It's the stuff of button-down nightmares: sitting across the table from your never-takes-lunch boss, listening to him tell you how "difficult" it is for him to eliminate your position, with the company lawyer standing sentry nearby lest you flip out.
Sensing that the ax was coming after her company was taken over by Bain Capital (and her charming new boss was installed), she slowly started ferrying her belongings back home via a Trader Joe's bag. That preparation--and the getting canned itself--turned the termination into something much less terminal.
Here are three of her suggestions for making the most of getting the ax:
Getting fired is traumatic, Shouse admits, and when you "put pen to paper and see what comes up" you can rid yourself of your fire-y demons. With all that weight unloaded, you can move forward with focus.
Call it a "blue sky" moment: Make a list of everywhere you'd want to work. Regardless of pre-requisites, catalog the gigs that would "make your heart sing." Her list ranged from "anything nonprofit" to "truck driver," which, it seems, gives you a strange sort of permission to cast the widest and weirdest of nets.

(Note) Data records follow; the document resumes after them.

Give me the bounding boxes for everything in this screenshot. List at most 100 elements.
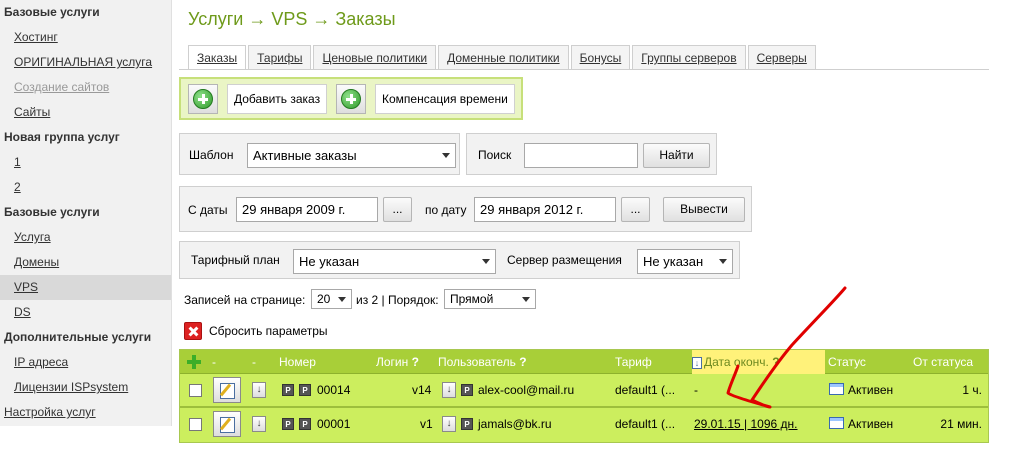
to-date-label: по дату [425,203,467,217]
sidebar-item-label: Сайты [14,105,51,119]
row-checkbox[interactable] [189,384,202,397]
chevron-down-icon [338,297,346,302]
tab-label: Доменные политики [447,51,560,65]
sidebar-item-1[interactable]: 1 [0,150,171,175]
down-arrow-icon[interactable]: ↓ [252,416,266,432]
time-compensation-button[interactable]: Компенсация времени [375,84,515,114]
header-user-label: Пользователь [438,355,516,369]
down-arrow-icon[interactable]: ↓ [252,382,266,398]
main-content: Услуги → VPS → Заказы Заказы Тарифы Цено… [179,0,1012,455]
header-status[interactable]: Статус [828,350,866,374]
tab-label: Группы серверов [641,51,737,65]
row-end-date[interactable]: 29.01.15 | 1096 дн. [694,408,798,440]
down-arrow-icon[interactable]: ↓ [442,416,456,432]
template-filter-panel: Шаблон Активные заказы [179,133,460,175]
sidebar-item-licenses[interactable]: Лицензии ISPsystem [0,375,171,400]
search-input[interactable] [524,143,638,168]
sidebar-group-additional: Дополнительные услуги [4,330,152,344]
from-date-picker-button[interactable]: ... [383,197,412,222]
tab-tariffs[interactable]: Тарифы [248,45,312,70]
row-login: v1 [420,417,433,431]
p-tag-icon: P [282,418,294,430]
chevron-down-icon [719,259,727,264]
to-date-input[interactable]: 29 января 2012 г. [474,197,616,222]
sidebar-item-hosting[interactable]: Хостинг [0,25,171,50]
header-end-date[interactable]: ↓ Дата оконч. ? [692,350,825,374]
sidebar-item-label: 1 [14,155,21,169]
find-button[interactable]: Найти [643,143,710,168]
output-button[interactable]: Вывести [663,197,745,222]
table-row[interactable]: ↓ P P 00001 v1 ↓ P jamals@bk.ru default1… [180,408,988,442]
sidebar-item-ip[interactable]: IP адреса [0,350,171,375]
tab-price-policies[interactable]: Ценовые политики [313,45,437,70]
sidebar-item-service[interactable]: Услуга [0,225,171,250]
tab-label: Заказы [197,51,238,65]
page-title: Услуги → VPS → Заказы [188,9,396,29]
add-order-button[interactable]: Добавить заказ [227,84,328,114]
help-icon[interactable]: ? [772,355,779,369]
p-tag-icon: P [282,384,294,396]
tab-label: Серверы [756,51,807,65]
order-select[interactable]: Прямой [444,289,536,309]
sidebar-item-settings[interactable]: Настройка услуг [0,400,171,425]
status-icon [829,417,844,429]
row-from-status: 21 мин. [940,417,982,431]
tab-bonuses[interactable]: Бонусы [570,45,631,70]
chevron-down-icon [522,297,530,302]
edit-icon[interactable] [213,411,241,437]
header-dash: - [252,355,256,369]
sidebar-item-2[interactable]: 2 [0,175,171,200]
add-order-icon-button[interactable] [188,84,218,114]
server-select[interactable]: Не указан [637,249,733,274]
sidebar-item-label: Лицензии ISPsystem [14,380,129,394]
sidebar-item-domains[interactable]: Домены [0,250,171,275]
tariff-select-value: Не указан [299,254,360,269]
search-panel: Поиск Найти [466,133,717,175]
edit-icon[interactable] [213,377,241,403]
sidebar-item-original[interactable]: ОРИГИНАЛЬНАЯ услуга [0,50,171,75]
tab-servers[interactable]: Серверы [747,45,816,70]
sidebar-item-label: ОРИГИНАЛЬНАЯ услуга [14,55,153,69]
tab-orders[interactable]: Заказы [188,45,247,70]
template-select[interactable]: Активные заказы [247,143,456,168]
add-icon [193,89,213,109]
tab-label: Тарифы [257,51,303,65]
p-tag-icon: P [299,418,311,430]
template-select-value: Активные заказы [253,148,357,163]
tab-server-groups[interactable]: Группы серверов [632,45,746,70]
server-label: Сервер размещения [507,253,622,267]
row-checkbox[interactable] [189,418,202,431]
sidebar-item-sites[interactable]: Сайты [0,100,171,125]
sidebar-item-label: Услуга [14,230,51,244]
reset-icon[interactable] [184,322,202,340]
help-icon[interactable]: ? [412,355,419,369]
sidebar-item-label: Домены [14,255,60,269]
to-date-picker-button[interactable]: ... [621,197,650,222]
tab-domain-policies[interactable]: Доменные политики [438,45,569,70]
row-login: v14 [412,383,432,397]
tariff-select[interactable]: Не указан [293,249,496,274]
header-number[interactable]: Номер [279,350,316,374]
chevron-down-icon [482,259,490,264]
tab-bar: Заказы Тарифы Ценовые политики Доменные … [188,45,818,70]
header-tariff[interactable]: Тариф [615,350,652,374]
time-compensation-icon-button[interactable] [336,84,366,114]
from-date-input[interactable]: 29 января 2009 г. [236,197,378,222]
sidebar-item-ds[interactable]: DS [0,300,171,325]
add-row-icon[interactable] [187,355,201,369]
header-login[interactable]: Логин ? [376,350,419,374]
down-arrow-icon[interactable]: ↓ [442,382,456,398]
sort-down-icon: ↓ [692,356,702,369]
table-row[interactable]: ↓ P P 00014 v14 ↓ P alex-cool@mail.ru de… [180,374,988,408]
help-icon[interactable]: ? [519,355,526,369]
sidebar-item-site-creation[interactable]: Создание сайтов [0,75,171,100]
header-end-date-label: Дата оконч. [704,355,769,369]
per-page-select[interactable]: 20 [311,289,352,309]
p-tag-icon: P [299,384,311,396]
header-user[interactable]: Пользователь ? [438,350,527,374]
status-icon [829,383,844,395]
sidebar-item-vps[interactable]: VPS [0,275,171,300]
header-from-status[interactable]: От статуса [913,350,973,374]
reset-filters-link[interactable]: Сбросить параметры [209,324,328,338]
order-value: Прямой [450,292,494,306]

Shouse says that after spending too long in "corporate dungeons" toiling under "invalidating supervisors," we should undertake a new mission: "to burrow your way back into your own head and spirit."
Echoing Clay Christensen's call to measure your life, Shouse recommends a bout of career-focused self-inquiry: "Who am I? What do I want to do? Initially, these questions bounced off the walls, but after creating and following my plan, I got clarity."